FeatHub provides RedisSource
to read data from a Redis database and
RedisSink
to materialize feature view to a Redis database. The Redis service
should be deployed in standalone, master-slave, or cluster mode. Currently,
RedisSource
can only be used as an online store source.
- Flink: Lookup, Streaming Upsert
Here are the examples of using RedisSource
and RedisSink
:
RedisSink
works in upsert mode and requires that the feature view to be
materialized must have keys.
feature_view = DerivedFeatureView(
keys=["user_id", "item_id"],
...
)
sink = RedisSink(
host="host",
port=6379,
username="username",
password="password",
db_num=0,
key_expr='CONCAT_WS(":", __NAMESPACE__, __KEYS__, __FEATURE_NAME__)',
# key_expr can also be configured as follows, and the effect is the same.
# key_expr='CONCAT_WS(":", __NAMESPACE__, user_id, item_id, __FEATURE_NAME__)',
)
feathub_client.materialize_features(
feature_descriptor=feature_view,
sink=sink,
allow_overwrite=True,
).wait(30000)
feature_table_schema = (
Schema.new_builder()
.column("user_id", types.Int64)
.column("item_id", types.Int64)
.column("feature_1", types.Int64)
.column("ts", types.String)
.build()
)
source = RedisSource(
name="feature_table",
schema=feature_table_schema,
keys=["user_id", "item_id"],
host="host",
port=6379,
timestamp_field="ts",
key_expr='CONCAT_WS(":", __NAMESPACE__, __KEYS__, __FEATURE_NAME__)',
# key_expr can also be configured as follows, and the effect is the same.
# key_expr='CONCAT_WS(":", __NAMESPACE__, user_id, item_id, __FEATURE_NAME__)',
)
on_demand_feature_view = OnDemandFeatureView(
name="on_demand_feature_view",
features=[
"feature_table.feature_1",
],
keep_source_fields=True,
request_schema=Schema.new_builder().column("id", types.Int64).build(),
)
feathub_client.build_features([source, on_demand_feature_view])

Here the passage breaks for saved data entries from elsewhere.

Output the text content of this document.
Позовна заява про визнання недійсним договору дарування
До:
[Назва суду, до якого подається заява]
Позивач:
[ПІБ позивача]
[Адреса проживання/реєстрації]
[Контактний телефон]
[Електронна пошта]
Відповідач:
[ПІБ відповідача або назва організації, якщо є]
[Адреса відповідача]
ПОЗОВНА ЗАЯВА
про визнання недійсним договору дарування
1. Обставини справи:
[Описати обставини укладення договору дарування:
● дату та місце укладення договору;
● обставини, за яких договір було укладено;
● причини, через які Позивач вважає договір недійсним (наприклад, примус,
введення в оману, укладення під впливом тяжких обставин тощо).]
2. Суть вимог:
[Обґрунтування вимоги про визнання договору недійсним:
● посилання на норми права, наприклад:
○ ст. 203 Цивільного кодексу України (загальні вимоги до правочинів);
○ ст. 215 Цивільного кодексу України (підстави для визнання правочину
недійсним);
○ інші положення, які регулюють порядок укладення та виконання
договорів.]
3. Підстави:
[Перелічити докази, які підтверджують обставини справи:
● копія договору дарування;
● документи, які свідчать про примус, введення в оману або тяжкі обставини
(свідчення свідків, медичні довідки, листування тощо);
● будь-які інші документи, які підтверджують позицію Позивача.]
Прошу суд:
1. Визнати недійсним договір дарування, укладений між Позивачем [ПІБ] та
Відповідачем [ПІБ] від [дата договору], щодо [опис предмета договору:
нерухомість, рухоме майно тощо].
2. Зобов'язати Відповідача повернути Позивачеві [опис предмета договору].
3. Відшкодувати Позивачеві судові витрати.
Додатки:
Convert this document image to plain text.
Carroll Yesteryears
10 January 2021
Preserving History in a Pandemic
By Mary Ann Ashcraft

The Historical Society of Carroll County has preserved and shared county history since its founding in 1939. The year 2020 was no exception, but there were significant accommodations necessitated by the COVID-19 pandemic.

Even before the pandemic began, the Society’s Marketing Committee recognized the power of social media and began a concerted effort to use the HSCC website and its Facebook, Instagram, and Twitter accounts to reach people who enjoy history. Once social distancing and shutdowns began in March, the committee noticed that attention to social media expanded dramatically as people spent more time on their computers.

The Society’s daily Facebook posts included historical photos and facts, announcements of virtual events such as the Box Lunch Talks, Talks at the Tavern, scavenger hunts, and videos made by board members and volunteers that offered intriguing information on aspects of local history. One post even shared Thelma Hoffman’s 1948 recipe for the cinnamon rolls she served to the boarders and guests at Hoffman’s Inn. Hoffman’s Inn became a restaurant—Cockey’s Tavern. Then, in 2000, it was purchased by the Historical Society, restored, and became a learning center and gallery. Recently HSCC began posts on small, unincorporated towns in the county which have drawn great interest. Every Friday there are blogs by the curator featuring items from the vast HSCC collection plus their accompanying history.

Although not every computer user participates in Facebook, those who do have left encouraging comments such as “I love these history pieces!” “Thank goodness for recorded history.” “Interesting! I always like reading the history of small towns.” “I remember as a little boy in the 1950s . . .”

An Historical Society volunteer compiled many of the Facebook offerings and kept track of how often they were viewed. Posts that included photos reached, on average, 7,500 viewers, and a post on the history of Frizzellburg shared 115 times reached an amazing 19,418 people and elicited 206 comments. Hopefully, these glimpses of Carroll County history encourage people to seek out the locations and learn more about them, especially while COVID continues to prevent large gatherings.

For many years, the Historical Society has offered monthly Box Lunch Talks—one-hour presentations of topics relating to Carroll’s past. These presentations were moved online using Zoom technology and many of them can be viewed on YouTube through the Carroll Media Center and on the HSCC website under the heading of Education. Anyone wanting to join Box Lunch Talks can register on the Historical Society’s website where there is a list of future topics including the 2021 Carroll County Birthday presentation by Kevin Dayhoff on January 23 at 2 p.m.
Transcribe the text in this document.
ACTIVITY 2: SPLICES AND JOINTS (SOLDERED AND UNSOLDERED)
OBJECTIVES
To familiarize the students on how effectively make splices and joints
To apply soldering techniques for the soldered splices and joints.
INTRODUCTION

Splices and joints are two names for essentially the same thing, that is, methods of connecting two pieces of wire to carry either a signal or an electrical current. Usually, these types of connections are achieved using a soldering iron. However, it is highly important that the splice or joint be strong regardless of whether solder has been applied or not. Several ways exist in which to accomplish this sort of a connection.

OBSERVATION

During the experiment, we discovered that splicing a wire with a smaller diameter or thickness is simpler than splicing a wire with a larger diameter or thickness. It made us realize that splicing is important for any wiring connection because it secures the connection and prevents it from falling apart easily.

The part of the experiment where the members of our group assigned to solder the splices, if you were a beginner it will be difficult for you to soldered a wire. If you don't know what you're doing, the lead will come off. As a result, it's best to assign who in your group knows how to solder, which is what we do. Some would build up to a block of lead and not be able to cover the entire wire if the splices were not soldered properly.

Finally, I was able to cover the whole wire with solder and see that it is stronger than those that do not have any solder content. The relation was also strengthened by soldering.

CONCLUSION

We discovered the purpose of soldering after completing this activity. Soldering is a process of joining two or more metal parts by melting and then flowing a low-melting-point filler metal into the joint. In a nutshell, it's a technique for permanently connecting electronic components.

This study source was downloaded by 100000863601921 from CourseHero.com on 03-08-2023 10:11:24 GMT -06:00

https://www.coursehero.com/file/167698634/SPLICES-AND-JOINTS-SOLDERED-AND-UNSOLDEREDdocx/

request_df = pd.DataFrame(np.array([[2], [3]]), columns=["id"])
online_features = feathub_client.get_online_features(
request_df=request_df,
feature_view=on_demand_feature_view,
)
lookup_source_schema = (
Schema.new_builder()
.column("user_id", types.Int64)
.column("item_id", types.Int64)
.column("feature_1", types.Int64)
.column("map_feature", types.MapType(types.String, types.String))
.build()
)
lookup_source = RedisSource(
name="feature_table",
schema=feature_table_schema,
keys=["user_id", "item_id"],
host="host",
port=6379,
timestamp_field="ts",
key_expr='CONCAT_WS(":", __NAMESPACE__, __KEYS__, __FEATURE_NAME__)',
# key_expr can also be configured as follows, and the effect is the same.
# key_expr='CONCAT_WS(":", __NAMESPACE__, user_id, item_id, __FEATURE_NAME__)',
)
streaming_source_schema = (
Schema.new_builder()
.column("user_id", types.Int64)
.column("item_id", types.Int64)
.column("ts", types.String)
.build()
)
streaming_source = KafkaSource(
name="kafka_source",
schema=streaming_source_schema,
...
)
feature_view = DerivedFeatureView(
name="feature_view",
source=streaming_source,
features=[
"user_id",
"item_id",
f"{lookup_source.name}.feature_1",
Feature(
name="feature_2",
transform=JoinTransform(
table_name=lookup_source.name,
expr="map_feature['key_value']",
),
dtype=types.String,
),
"ts",
],
keep_source_fields=False,
)
[_, built_feature_view] = feathub_client.build_features([lookup_source, feature_view])
feathub_client.materialize_features(
feature_descriptor=feature_view,
sink=...,
allow_overwrite=True,
).wait(30000)